Rebuilding Place in the Urban Space

"A community’s physical form, rather than its land uses, is its most intrinsic and enduring characteristic." [Katz, EPA] This blog focuses on place and placemaking and all that makes it work--historic preservation, urban design, transportation, asset-based community development, arts & cultural development, commercial district revitalization, tourism & destination development, and quality of life advocacy--along with doses of civic engagement and good governance watchdogging.

Sunday, September 05, 2010

Daniel Burnham documentary on PBS tomorrow (Labor Day, September 6th)

http://cdn2.ioffer.com/img/item/141/138/291/al58.jpg
Washington DC's Union Station.

See ""City Beautiful" Comes Alive in Daniel Burnham Documentary" from the Architectural Record. We like Burnham in DC because of the McMillan Plan and Union Station. From the article:

“Burnham was interested in the city not only as a physical artifact,” says Howard Decker, FAIA, a planner and project director with Ehrenkrantz Eckstut & Kuhn Architects, “but as a social and cultural artifact.” Decker, who appears on-camera, notes that Burnham addressed many of the challenges that face architects and planners today: population growth, sprawl, environmental degradation. “It’s another reason to go back and look at the city Burnham was interested in—it’s the city before the Modern city. Maybe it’s an appropriate model to undo some of the damage we’ve done.”

But I don't agree that the City Beautiful movement, unmodified, is the best example for urban futures.

Jane Jacobs is critical of the City Beautiful movement in Death and Life of Great American Cities. Originally, I didn't understand why. But now I do. The monumentality of the buildings is beautiful from a distance but except for certain exceptions, it fails to work at the ground level in terms of fine grained urbanism and vitality at the level of the storefront, building, sidewalk, and street. The big beautiful buildings are usually accompanied by big, beautiful, and very empty if not forlorn spaces.

You really can see this with the Mall in Cleveland, also done by Burnham. It's very much empty of people and activity. But very beautiful.
File:ClevelandMall.jpg

This isn't the case with Union Station because it is a transit center and surrounded by activity centers--office buildings and is a short walk to the U.S. Capitol Complex--and abuts the Capitol Hill residential neighborhood. So more than 20 million people move through the station and the area every year and the area around the complex is active.

It's also a reasonably successful shopping center ("Ground lease for Union Station changes hands from the Washington Business Journal), although the food court has had its ups and downs and is the subject of a controversial proposal to cut a hole in the center hall of the station to provide more visual and direct access, and the movie cineplex has been closed (the station managers didn't like the clientele I think).

Although by comparison on the weekends when the office buildings are empty, Union Station can have a somewhat forlorn quality. For example, the bikestation, where the concessionaire makes most of its income from bike rentals, is closed on Sundays.

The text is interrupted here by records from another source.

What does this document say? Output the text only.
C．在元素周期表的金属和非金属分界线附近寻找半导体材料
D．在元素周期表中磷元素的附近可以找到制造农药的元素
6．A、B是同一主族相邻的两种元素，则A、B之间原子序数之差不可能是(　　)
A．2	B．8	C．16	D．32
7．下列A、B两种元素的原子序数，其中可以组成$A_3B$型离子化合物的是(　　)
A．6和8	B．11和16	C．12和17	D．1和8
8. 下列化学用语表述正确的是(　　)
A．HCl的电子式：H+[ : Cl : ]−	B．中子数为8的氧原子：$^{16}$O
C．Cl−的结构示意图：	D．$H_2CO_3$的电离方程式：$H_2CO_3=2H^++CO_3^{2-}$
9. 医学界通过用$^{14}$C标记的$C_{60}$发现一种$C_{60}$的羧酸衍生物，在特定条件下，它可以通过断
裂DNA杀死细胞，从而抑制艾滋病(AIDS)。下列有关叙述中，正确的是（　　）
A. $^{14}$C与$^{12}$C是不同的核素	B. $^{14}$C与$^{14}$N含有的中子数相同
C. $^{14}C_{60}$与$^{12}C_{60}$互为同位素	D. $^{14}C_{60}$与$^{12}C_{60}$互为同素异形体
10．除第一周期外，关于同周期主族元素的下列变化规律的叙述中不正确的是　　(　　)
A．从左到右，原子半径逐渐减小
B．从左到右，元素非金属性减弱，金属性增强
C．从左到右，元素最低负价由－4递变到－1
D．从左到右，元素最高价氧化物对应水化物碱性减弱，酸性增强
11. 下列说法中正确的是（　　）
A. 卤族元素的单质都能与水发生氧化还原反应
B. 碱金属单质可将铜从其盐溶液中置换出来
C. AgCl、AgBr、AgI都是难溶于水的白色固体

David Barth, a planner at AECOM, has a model for updating the City Beautiful's approach by adding to it the principles of new urbanism. He calls his model "City Revival" although it hasn't yet received a textbook treatment. City Revival doesn't just focus on grand civic buildings. It considers and links community buildings, neighborhoods, town centers (commercial and entertainment areas), streets, the environment, and parks and open space into one integrated system.

In the meantime, Cy Paumier's primer, Creating a Vibrant City Center, is a better model for advice for how to improve cities than that provided by Burnham.

But we should still watch the documentary.